Every time that Aurelia ended up with Lucia, because of shared party activities, she listened to her talk about her husband with a love and devotion that was gripping. It seemed as if their married life had been a joyful one. She described him as a shy and reserved man, but affectionate, with a sophisticated sense of humor and vibrant inner life. Lucia was very pretty, tall and willowy with an exceptional angular face. And Aurelia knew, because plenty of others confided in her, that more than one comrade would have liked to approach her, invite her to the movies, become friends with her, keep her company in her calamity. But no one had dared. Given her unconditional loyalty to the memory of Piper, any such attempt would have been a transgression. It was all but certain that Piper was dead by that point, there were even some clues that this was the case, like the testimony of another prisoner who had seen him horribly tortured in solitary confinement and who did not think he could have survived. Of course, that likelihood could not be mentioned to Lucia, who
was absolutely convinced that Piper was still alive, and that if she persevered in her efforts to find him, sooner or later, she would be successful. Lorenza confessed to Mateo that despite the enormous respect she had for Lucia and the sympathy she felt for her situation, she had not failed to pick up on the hint of madness in her obsession, which, plainly, affected her mother-in-law as well. They kept his things intact, his favorite armchair, his history book, open to the page that he had been reading when they seized him, his clothes laundered and folded in the armoire. Aurelia knew all this because Lucia herself had told her. She told Aurelia that it had to be that way, because any day now Piper would return. Faithful to such convictions, neither of them ever left the city, not on weekends, not on holidays, not on vacations, because what if just at that time they handed him over, what if he reappeared, or if someone showed up who could offer them a clue, someone who might know something, who, careless, might let some hint escape, even the slightest.

“All very understandable,” Lorenza commented. “The death of a loved one is a terrible thing, but in the end there is some closure, it’s done for, no going backward or forward. But a disappearance is an open door to eternal hope, toward questions without answers, uncertainty, the hallucinatory, and there’s no human head or heart that could suffer through it without, at least to some degree, facing madness.”

“I know,” said Mateo. “You invent things, start coming up with explanations that grow crazier and crazier. It happens to me with Ramón. Ramón is my ghost. If the dictators had
disappeared him like Piper, I would have had someone to blame at least.”

The whole thing was atrocious, starting with the very phrase “the disappeared;” instead of “kidnapped,” or “tortured,” or “murdered,” they christened them “the disappeared,” as if they had vanished on their own, no one’s doing, or maybe their own doing because of their volatile nature.

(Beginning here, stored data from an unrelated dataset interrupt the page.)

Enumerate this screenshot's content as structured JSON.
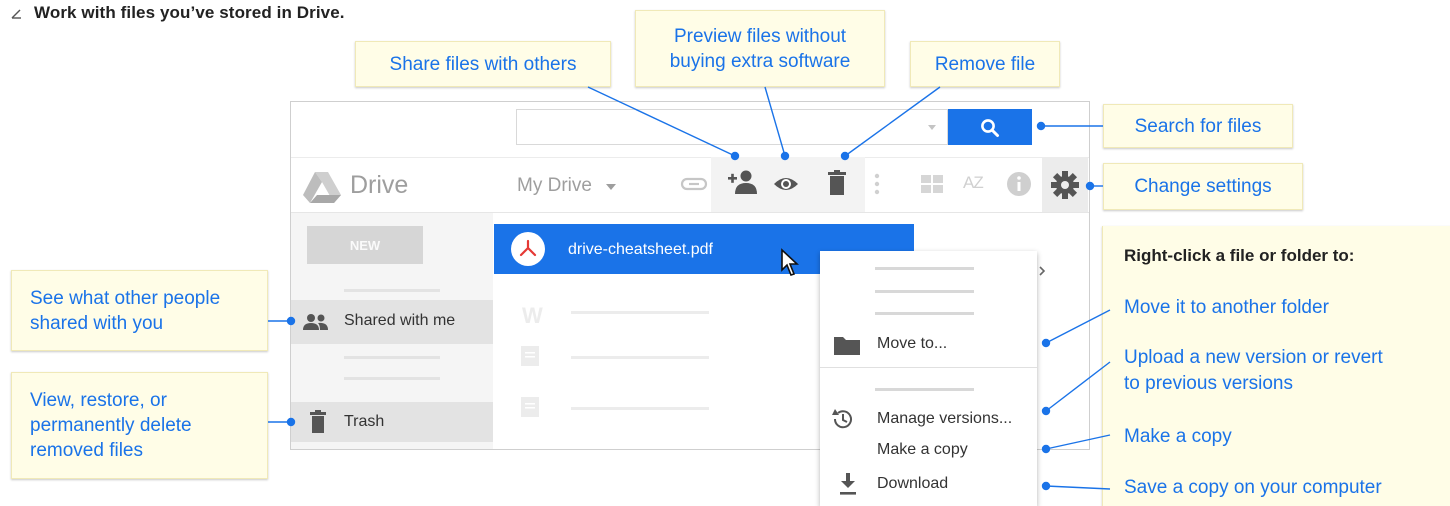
{
  "heading": {
    "text": "Work with files you’ve stored in Drive."
  },
  "callouts": {
    "share": "Share files with others",
    "preview_line1": "Preview files without",
    "preview_line2": "buying extra software",
    "remove": "Remove file",
    "search": "Search for files",
    "settings": "Change settings",
    "shared_line1": "See what other people",
    "shared_line2": "shared with you",
    "trash_line1": "View, restore, or",
    "trash_line2": "permanently delete",
    "trash_line3": "removed files"
  },
  "right_panel": {
    "title": "Right-click a file or folder to:",
    "move": "Move it to another folder",
    "upload_line1": "Upload a new version or revert",
    "upload_line2": "to previous versions",
    "copy": "Make a copy",
    "save": "Save a copy on your computer"
  },
  "drive": {
    "logo_label": "Drive",
    "breadcrumb": "My Drive",
    "new_button": "NEW",
    "sidebar_shared": "Shared with me",
    "sidebar_trash": "Trash",
    "selected_file": "drive-cheatsheet.pdf",
    "doc_placeholder_letter": "W",
    "sort_icon_text": "AZ"
  },
  "context_menu": {
    "move_to": "Move to...",
    "manage_versions": "Manage versions...",
    "make_copy": "Make a copy",
    "download": "Download"
  },
  "colors": {
    "accent": "#1a73e8",
    "callout_bg": "#fffde7"
  },
  "icons": [
    "search-icon",
    "share-person-icon",
    "eye-icon",
    "trash-icon",
    "link-icon",
    "more-vert-icon",
    "grid-icon",
    "sort-az-icon",
    "info-icon",
    "gear-icon",
    "drive-logo-icon",
    "people-icon",
    "pdf-icon",
    "cursor-icon",
    "folder-icon",
    "history-icon",
    "download-icon",
    "chevron-right-icon"
  ]
}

The dictatorship disappeared people and then denied that there were disappeared ones, and so disappeared even the disappeared. Like some cruel magic trick.

“Now you see it, now you don’t. Now it’s here, now it’s disappeared,” Mateo said.

That was Piper’s state when Aurelia stopped seeing Lucia. Since the compartmentalization of the party was so strict, once you lost contact with someone, that person was gone, like a ring in the sea. And that’s what had happened with Lucia. Time passed. Lorenza left Argentina and went on with her life, the military junta fell, and a few years afterward, at a dinner in New York, someone introduced her to an Argentinean oncologist who had been a Montoneros sympathizer. Chatting with him, quizzing him about his experience during the dictatorship, she found out that Piper’s mother had been one of his patients and an old family friend. Lorenza immediately wanted to know about Lucia. Was she still waiting for Piper?